- IATA: ASQ; ICAO: KTMT; FAA LID: TMT;

Summary
- Airport type: Public
- Owner: U.S. Bureau of Land Management
- Serves: Austin, Nevada
- Elevation AMSL: 5,735 ft (1,748 m)
- Coordinates: 39°28′05″N 117°11′51″W﻿ / ﻿39.46806°N 117.19750°W

Map
- TMT Location within NevadaTMT Location within the United States

Runways
| Direction | Length |  | Surface |
| ft | m |
| 18/36 | 5,999 | 1,828 | Asphalt |

Statistics (2020)
- Aircraft operations (year ending 6/24/2020): 3,720
- Based aircraft: 4
- Source: Federal Aviation Administration

= Austin Airport (Nevada) =

Austin Airport is a public use airport owned by the U.S. Bureau of Land Management five miles southwest of Austin, in Lander County, Nevada.
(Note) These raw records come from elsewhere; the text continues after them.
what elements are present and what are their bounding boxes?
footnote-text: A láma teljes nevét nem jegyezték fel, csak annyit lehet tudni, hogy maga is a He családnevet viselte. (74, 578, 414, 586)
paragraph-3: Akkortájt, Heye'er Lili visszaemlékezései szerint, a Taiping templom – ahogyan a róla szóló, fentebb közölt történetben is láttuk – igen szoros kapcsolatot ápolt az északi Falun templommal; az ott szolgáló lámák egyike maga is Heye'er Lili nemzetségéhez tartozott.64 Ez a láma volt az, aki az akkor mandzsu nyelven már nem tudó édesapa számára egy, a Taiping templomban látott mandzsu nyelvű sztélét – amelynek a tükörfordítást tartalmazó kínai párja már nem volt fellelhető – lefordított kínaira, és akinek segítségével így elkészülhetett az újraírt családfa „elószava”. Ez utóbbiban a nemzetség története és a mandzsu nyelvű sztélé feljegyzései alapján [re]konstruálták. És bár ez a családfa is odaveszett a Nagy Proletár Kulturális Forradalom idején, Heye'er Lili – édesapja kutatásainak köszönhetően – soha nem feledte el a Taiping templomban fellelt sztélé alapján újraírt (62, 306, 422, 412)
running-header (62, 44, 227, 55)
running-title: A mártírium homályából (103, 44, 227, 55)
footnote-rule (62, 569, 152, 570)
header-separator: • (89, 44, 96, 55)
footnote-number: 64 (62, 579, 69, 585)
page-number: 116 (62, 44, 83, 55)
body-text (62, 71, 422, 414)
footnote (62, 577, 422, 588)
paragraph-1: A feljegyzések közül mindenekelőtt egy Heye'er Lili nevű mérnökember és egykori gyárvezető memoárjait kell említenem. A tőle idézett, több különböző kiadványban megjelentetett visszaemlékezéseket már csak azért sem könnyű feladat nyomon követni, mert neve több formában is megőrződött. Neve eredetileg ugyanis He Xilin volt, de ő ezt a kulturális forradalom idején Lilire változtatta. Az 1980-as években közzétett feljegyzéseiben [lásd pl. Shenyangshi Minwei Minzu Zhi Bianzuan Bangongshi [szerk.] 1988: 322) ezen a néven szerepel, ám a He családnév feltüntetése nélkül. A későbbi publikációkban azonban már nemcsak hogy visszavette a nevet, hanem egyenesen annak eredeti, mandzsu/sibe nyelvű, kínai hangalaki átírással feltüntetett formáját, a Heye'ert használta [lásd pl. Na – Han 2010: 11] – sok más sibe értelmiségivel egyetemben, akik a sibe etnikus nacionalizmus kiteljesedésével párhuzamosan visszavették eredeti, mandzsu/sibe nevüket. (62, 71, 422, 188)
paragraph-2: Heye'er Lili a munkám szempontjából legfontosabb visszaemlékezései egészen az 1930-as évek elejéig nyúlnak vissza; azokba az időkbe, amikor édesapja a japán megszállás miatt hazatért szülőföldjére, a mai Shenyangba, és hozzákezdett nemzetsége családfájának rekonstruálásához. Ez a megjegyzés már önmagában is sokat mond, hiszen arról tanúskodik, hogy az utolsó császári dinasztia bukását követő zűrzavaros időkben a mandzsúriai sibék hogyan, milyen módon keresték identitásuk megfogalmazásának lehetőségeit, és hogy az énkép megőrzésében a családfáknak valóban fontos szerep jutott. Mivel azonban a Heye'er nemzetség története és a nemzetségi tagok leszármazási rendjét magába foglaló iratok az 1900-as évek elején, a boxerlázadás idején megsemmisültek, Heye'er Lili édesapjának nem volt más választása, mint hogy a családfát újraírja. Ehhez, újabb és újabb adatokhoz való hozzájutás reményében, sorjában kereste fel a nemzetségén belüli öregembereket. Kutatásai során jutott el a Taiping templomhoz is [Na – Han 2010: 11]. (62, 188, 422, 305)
Many U.S. airports use the same three-letter location identifier for the FAA and IATA, but this airport is TMT to the FAA and ASQ to the IATA (which assigned TMT to Porto Trombetas Airport in Pará, Brazil).

== Facilities==
Austin Airport covers 1,205 acres (488 ha) at an elevation of 5,735 feet (1,748 m). Its single runway, 18/36, is 5,999 by 75 feet (1,829 x 23 m).

In the year ending June 24, 2020, the airport had 3,720 aircraft operations, average 71 per month: 84% general aviation, 10% air taxi, and 7% military. Four aircraft were then based at this airport, all single-engine.